我们通过查询 lax.axis_index(axis_name) 来定位我们在环中的位置，并计算我们将发送数据到的下一个设备的索引（send_dev_id）。然后，我们根据设备数量循环调用 device_body。我们剥离循环的第一步，因为仅在此步中，我们将本地引用用作发送源（之后，发送源自先前在暂存缓冲区中接收的数据）。

我们现在可以开始研究主循环了

def all_gather_lhs_matmul(...):
  ...

  def kernel_body(lhs_local_ref, rhs_ref, out_ref, scratch_ref, out_smem, received_sem):
    ...

    def device_step(lhs_source_ref, device_offset):
      # We are computing block (dev_id + device_offset) % D of the output.
      out_device_idx = lax.rem(device_offset + dev_id, axis_size)
      out_device_m_slice = pl.ds(out_device_idx * m_shard, m_shard)

      # In step `device_offset`, we send A_{(dev_id + device_offset) % D} to
      # the next device in the ring, into scratch slot `device_offset`.
      # We also don't send on the last step since that would return the data
      # back to its original source.
      next_scratch_slot = device_offset
      is_send_wg = wg_idx == 0 # Only one warpgroup per CTA sends
      has_send_space = next_scratch_slot < axis_size - 1
      should_send = is_send_wg & has_send_space

      # This function will be called by hopper_matmul_mgpu.kernel in the body
      # of its pipeline. We use it to take the tile of LHS loaded into SMEM and
      # issue a TMA send to the next device in the ring.
      def send_lhs(m_idx, n_idx, k_idx, a_smem, b_smem, send_ref, should_send):
        del b_smem  # Unused.
        # We only send when n_idx == 0 to avoid sending the same data
        # multiple times when revisiting the left operand.
        @pl.when(should_send & jnp.bool(n_idx == 0))
        def _():
          k_slice = pl.ds(k_idx * tile_k, tile_k)
          m_slice = pl.ds(m_idx * cta_tile_m, cta_tile_m)
          plgpu.copy_smem_to_gmem(a_smem, send_ref.at[m_slice, k_slice])
          # Wait for previous copies to complete. We pass in delay_release=1
          # to the pipeline in the matmul kernel to ensure that it doesn't
          # overwrite the input until at least the next step completes, but it
          # will not wait any longer.
          plgpu.wait_smem_to_gmem(1, wait_read_only=True)

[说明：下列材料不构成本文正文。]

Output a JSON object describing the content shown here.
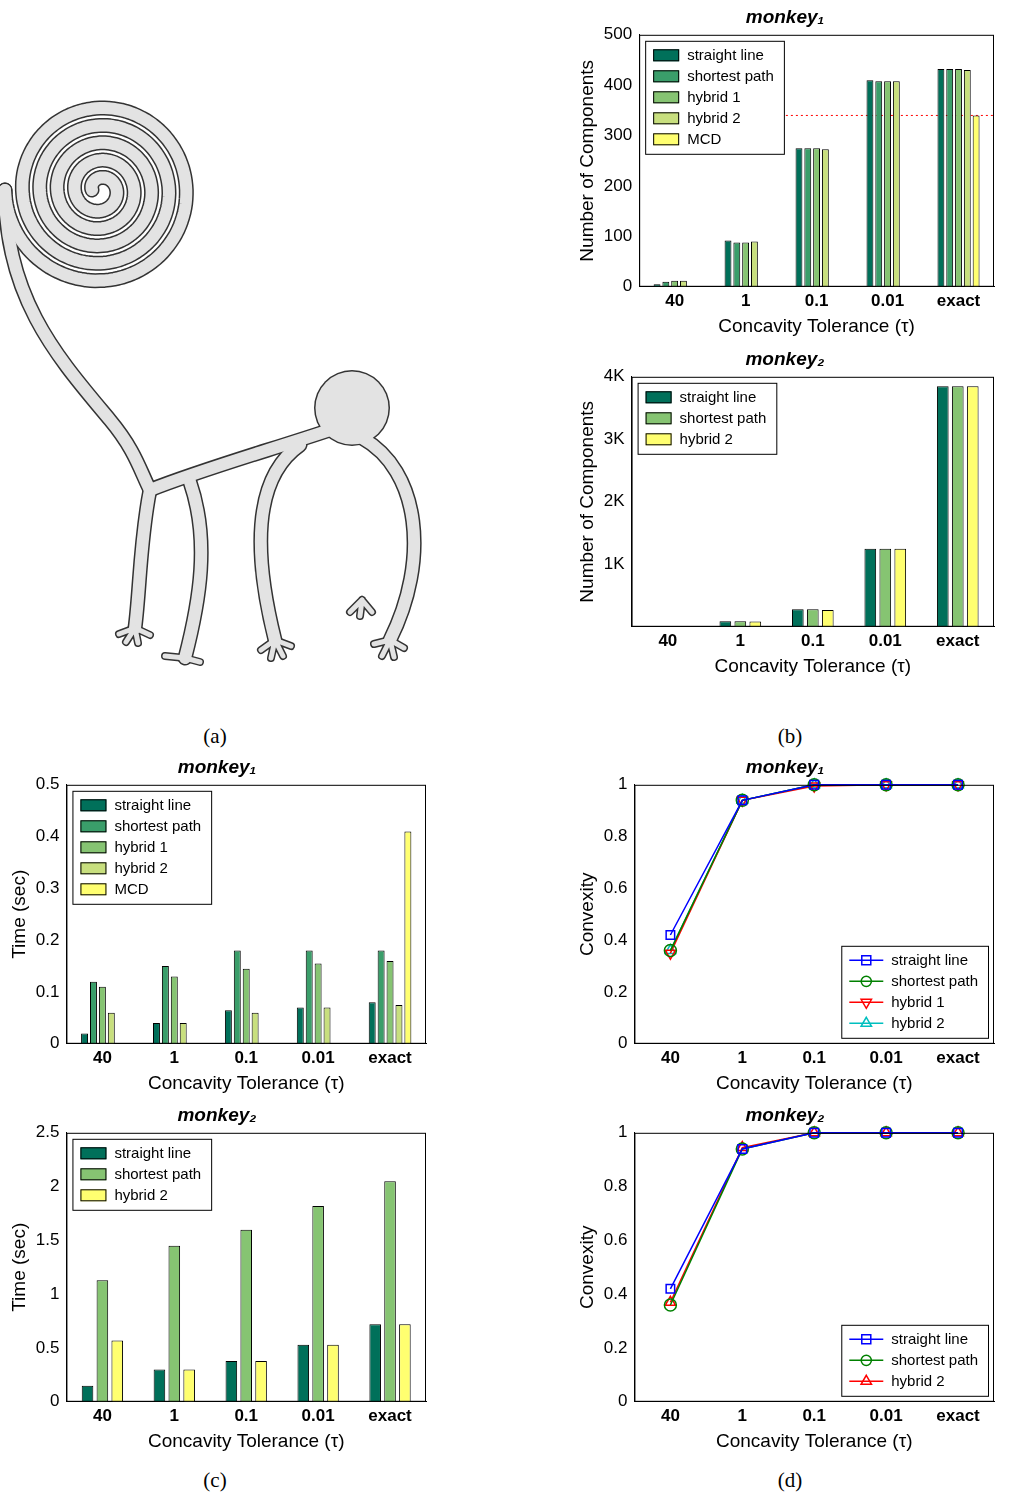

      hopper_matmul_mgpu.kernel(
          lhs_source_ref,  # LHS shard for this step
          rhs_ref,  # RHS shard is always the same
          out_ref.at[out_device_m_slice],  # Slice of output to update
          out_smem,
          config=config,
          pipeline_callback=functools.partial(
              send_lhs,
              send_ref=send_scratch_ref.at[next_scratch_slot],
              should_send=should_send,
          ),
          delay_release=1,
      )

      # Wait for the next scratch to arrive for the next step's computation.
      # Each device signals its neighbor when it has finished sending.
      @pl.when(should_send)
      def _signal():
        # Make sure our remote copy is done, then signal.
        plgpu.wait_smem_to_gmem(0, wait_read_only=False)
        pl.semaphore_signal(received_sem, device_id=send_dev_id)
      @pl.when(has_send_space)
      def _wait():
        # Here, we wait for the data to arrive from the previous device in the
        # ring. At each step, will expect to receive a signal from each SM.
        # We use decrement=False to make this operation slightly faster, but
        # this also means that we need to scale the expected number of signals
        # by the number of steps taken so far (as the value only increases).
        pl.semaphore_wait(received_sem, value=(device_offset + 1) * num_sms, decrement=False)

    ...

这里按顺序发生了几件事

我们首先计算将在循环的当前步骤中计算的输出切片。
然后，我们调用优化的矩阵乘法内核，但将其注入一个 pipeline_callback。我们利用计算内核必须将左操作数提取到 SMEM 的事实，并指示 TMA 引擎异步地将本地数据流式传输到下一个设备。流量由硬件通过 NVLINK 透明路由。值得注意的是，我们只从一个计算线程发出发送，并且仅在第一次访问左操作数时进行（它可能会被多次重新加载以计算多个输出块）。
最后，发送线程确保发送已完成，并向接收设备上的 received_sem 发送信号以指示这一点。之后，所有线程都会等待，直到它们确定下一轮循环所需的所有数据都已接收完毕（最后一轮跳过等待）。

将内核集成到 JAX#

要调用内核，您需要将其包装到 jax.shard_map 中

m_shard, n_shard, k = 1024, 1024, 1024
dtype = jnp.float16
mesh = jax.make_mesh((jax.device_count(),), ("x",),
                     axis_types=(jax.sharding.AxisType.Explicit,))
with jax.set_mesh(mesh):
  a = jax.random.normal(jax.random.key(1), (m_shard * jax.device_count(), k), dtype)
  b = jax.random.normal(jax.random.key(2), (k, n_shard * jax.device_count()), dtype)
  a = jax.sharding.reshard(a, P("x", None))
  b = jax.sharding.reshard(b, P(None, "x"))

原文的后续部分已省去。